29 March 2006

SFC Paul Ray Smith - Medal of Honor Recipient

To date, there has been only one Medal of Honor recipient in the Iraq War - Sergeant First Class Paul Ray Smith.

Ralph Kinney Bennett tells the story in today's Opinion Journal.

We join our Hero in the middle of a firefight near the Saddam Hussein International Airport in April of 2003:

Under intense fire, Sgt. Smith's men heroically extracted all three wounded crewmen from the APC. Sgt. Smith then entered the vehicle, ordering Spc. Michael Seaman to join him as driver and "keep me loaded" with ammo belts. Sgt. Smith popped up out of the turret hatch and grabbed the grips of the .50-caliber machine gun mounted on top.

The Iraqis were practically on top of him. Coolly grasping the situation, Sgt. Smith ordered Spc. Seaman to back the APC south into the compound to a position half way down the eastern wall. There he could arc the big machine gun back and forth, from the gate entrance to the north, all along the western wall of the triangle, to the Iraqi occupied tower in the southwest corner to his left.
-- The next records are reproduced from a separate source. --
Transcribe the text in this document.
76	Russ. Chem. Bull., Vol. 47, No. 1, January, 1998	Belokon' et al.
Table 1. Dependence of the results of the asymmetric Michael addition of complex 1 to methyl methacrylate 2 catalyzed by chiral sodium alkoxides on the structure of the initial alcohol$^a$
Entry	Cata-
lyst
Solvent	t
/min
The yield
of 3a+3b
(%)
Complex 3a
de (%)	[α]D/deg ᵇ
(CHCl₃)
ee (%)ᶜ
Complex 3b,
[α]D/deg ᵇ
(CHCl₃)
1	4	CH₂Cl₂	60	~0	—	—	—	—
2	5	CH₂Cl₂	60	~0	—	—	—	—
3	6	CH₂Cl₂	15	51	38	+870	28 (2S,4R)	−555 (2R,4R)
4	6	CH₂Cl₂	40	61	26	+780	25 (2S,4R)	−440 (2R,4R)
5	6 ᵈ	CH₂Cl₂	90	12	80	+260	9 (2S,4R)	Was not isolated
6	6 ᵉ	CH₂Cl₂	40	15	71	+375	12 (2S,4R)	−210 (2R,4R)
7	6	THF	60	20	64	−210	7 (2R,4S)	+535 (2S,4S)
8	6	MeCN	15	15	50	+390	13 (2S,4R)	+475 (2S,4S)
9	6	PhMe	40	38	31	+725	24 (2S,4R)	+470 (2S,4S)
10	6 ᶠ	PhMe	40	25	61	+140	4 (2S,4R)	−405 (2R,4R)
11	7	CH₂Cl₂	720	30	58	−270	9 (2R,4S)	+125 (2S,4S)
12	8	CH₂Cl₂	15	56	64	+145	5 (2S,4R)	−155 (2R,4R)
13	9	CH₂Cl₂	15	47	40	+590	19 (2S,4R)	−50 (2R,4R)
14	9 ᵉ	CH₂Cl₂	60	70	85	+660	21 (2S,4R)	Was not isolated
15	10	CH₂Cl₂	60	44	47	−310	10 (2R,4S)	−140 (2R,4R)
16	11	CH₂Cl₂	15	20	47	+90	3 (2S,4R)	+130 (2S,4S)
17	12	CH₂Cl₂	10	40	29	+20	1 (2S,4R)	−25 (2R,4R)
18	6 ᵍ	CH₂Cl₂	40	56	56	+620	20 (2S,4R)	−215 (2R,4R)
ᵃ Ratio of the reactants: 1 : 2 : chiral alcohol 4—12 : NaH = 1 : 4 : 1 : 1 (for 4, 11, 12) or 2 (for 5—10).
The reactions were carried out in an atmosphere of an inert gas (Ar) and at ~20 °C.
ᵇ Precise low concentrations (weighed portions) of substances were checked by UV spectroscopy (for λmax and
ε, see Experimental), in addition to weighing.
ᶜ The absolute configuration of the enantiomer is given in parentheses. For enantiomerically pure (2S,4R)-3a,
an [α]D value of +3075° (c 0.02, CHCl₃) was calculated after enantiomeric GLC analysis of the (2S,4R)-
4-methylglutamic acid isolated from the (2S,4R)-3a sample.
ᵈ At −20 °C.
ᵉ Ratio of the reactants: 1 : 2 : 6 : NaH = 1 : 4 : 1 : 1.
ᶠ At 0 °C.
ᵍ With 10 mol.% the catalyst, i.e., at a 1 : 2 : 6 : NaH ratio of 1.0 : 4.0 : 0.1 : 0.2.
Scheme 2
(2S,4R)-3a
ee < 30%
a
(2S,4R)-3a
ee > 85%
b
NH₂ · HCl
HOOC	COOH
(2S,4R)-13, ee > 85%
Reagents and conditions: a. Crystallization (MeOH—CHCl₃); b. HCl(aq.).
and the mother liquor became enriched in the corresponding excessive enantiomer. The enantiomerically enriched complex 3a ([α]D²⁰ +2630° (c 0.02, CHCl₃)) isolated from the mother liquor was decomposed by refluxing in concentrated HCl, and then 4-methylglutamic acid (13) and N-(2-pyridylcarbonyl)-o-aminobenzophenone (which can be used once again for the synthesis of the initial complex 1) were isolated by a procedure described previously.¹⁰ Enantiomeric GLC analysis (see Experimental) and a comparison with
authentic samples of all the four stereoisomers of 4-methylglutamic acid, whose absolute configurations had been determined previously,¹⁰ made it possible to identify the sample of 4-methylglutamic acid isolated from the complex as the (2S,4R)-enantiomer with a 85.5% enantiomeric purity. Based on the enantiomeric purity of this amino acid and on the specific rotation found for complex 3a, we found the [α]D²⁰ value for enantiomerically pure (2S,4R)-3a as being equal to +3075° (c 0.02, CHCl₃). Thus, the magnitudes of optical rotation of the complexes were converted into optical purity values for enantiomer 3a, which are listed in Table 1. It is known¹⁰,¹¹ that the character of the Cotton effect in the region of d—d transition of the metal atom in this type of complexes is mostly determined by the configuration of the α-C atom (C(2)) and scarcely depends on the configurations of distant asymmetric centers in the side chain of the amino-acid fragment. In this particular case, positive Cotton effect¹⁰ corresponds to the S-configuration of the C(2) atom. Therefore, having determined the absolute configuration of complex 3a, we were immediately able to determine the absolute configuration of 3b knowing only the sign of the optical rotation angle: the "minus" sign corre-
To fire the machine gun, Sgt. Smith had to stand in the APC's main hatch, his body exposed from the waist up to a withering fire coming at him from three directions. On the ground through the blur of combat, Sgt. Matthew Keller saw Sgt. Smith grimly firing measured bursts from atop the APC even as a hail of bullets hit around him.


As Spc. Seaman, crouching in the adjoining hatch, fed him ammunition belts, Sgt. Smith directed an expert and murderous fire with the long-barreled M2, hitting Iraqis who tried to enter the compound through the gate or over the wall. He tried also to suppress renewed fire coming from the Iraqis in the guard tower to his left.

Finally, one of his fellow sappers, First Sgt. Timothy Campbell, led a small fire team which stole up to the tower and killed all Iraqis inside. But by this time, Sgt. Smith's machine gun had fallen silent. The attack had been broken. Nearly 50 Iraqi dead lay all over the area. Others were in retreat.


Sgt. Smith's machine gun had fallen silent because he had been hit by one of the last bullets fired from that tower.

Sgt. Paul Ray Smith was killed in action on April 4, 2003, almost 3 years ago.

His wife and children received his Medal of Honor, our nations's highest decoration for bravery, from President Bush at the White House on April 4, 2005.